The worst outcome is when velocity becomes a target instead of a measurement. "Our velocity was 38 last sprint, let's try for 42." Now you've incentivised the team to inflate estimates, cherry-pick easy work, and avoid risky tasks that might blow up a story mid-sprint. You've turned a descriptive metric into a prescriptive one, and the team optimises for the metric instead of for outcomes.

The alternative: done or not done

When we switched to crates, we dropped estimation entirely. A crate is a piece of work loaded onto a flight. It's done or it's not. There's no "it's 80% done" or "it's a 5-point story and we've completed 3 points worth." Binary states eliminate the ambiguity that estimation introduces.

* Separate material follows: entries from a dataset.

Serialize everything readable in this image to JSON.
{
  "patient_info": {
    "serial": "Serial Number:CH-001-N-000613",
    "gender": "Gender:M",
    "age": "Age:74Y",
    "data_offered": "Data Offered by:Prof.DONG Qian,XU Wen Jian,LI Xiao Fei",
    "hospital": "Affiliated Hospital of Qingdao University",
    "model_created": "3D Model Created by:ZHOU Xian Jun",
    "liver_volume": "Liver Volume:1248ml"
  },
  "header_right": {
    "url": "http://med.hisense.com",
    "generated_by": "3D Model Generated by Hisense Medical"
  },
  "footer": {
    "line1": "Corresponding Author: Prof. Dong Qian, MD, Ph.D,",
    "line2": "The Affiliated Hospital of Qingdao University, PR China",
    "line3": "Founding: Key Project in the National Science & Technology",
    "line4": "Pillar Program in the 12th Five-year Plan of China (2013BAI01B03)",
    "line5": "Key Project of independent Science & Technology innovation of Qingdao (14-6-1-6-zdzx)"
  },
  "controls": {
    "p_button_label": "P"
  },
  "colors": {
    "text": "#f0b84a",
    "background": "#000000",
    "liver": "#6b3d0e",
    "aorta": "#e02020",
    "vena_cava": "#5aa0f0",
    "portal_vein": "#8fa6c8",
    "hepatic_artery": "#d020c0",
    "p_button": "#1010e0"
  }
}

"But how do you know if you've taken on too much work?" By looking at the crates and the landing date. If you have twenty crates on a two-week flight, your captain will notice. Not because a burndown chart told them, but because twenty things in two weeks is obviously too many. You don't need estimation to spot an overloaded flight. You need common sense and a person responsible for the outcome.

"But how do you track progress?" You count crates. Six loaded, four delivered, two remaining. Everyone can understand that without a chart. The captain knows which two are left and whether they'll land on time. If they won't, the captain makes a call: drop a crate, extend the flight, or call for help. No velocity discussion required.

Estimation has a cost

The hidden cost of story point estimation isn't just the time spent in planning sessions - though that's significant. It's the cognitive overhead of maintaining the fiction.

Developers spend mental energy calibrating their estimates to match the team's implicit baseline. "Is this a 3 or a 5?" is a question that has no right answer, but teams act like it does. That energy could be spent on the work itself.

Project managers spend time updating burndown charts, calculating velocity trends, and producing reports that look scientific but aren't. That time could be spent removing blockers or talking to stakeholders about what actually matters.

And the organisation develops a false confidence in timelines derived from these numbers. "Based on our velocity, we'll ship the feature in Sprint 52." No, you won't. You'll ship it when it's done, and the velocity-based projection will be off by anywhere from one sprint to six, just like every other velocity-based projection you've made.

What to do instead

If you must estimate, estimate in time - "this will take roughly a week" - not in abstract points. Time is a unit everyone understands, and it has the honest quality of being obviously imprecise. Nobody pretends a "roughly a week" estimate is precise. But a "5-point story" estimate carries an aura of mathematical certainty that it hasn't earned.

Better yet, skip estimation and focus on scoping. Break work into small, deliverable pieces. A well-scoped crate is one that a single person can complete in a day or two. If it's bigger than that, split it. You don't need to estimate its size - the scoping process itself ensures that each piece is manageable.

The crates section of our handbook goes deeper into how we scope and track work without estimation. It's one of the most freeing changes a team can make - dropping the pretence that estimation adds value, and replacing it with something that actually does: clear ownership, binary completion, and a captain who cares about landing on time.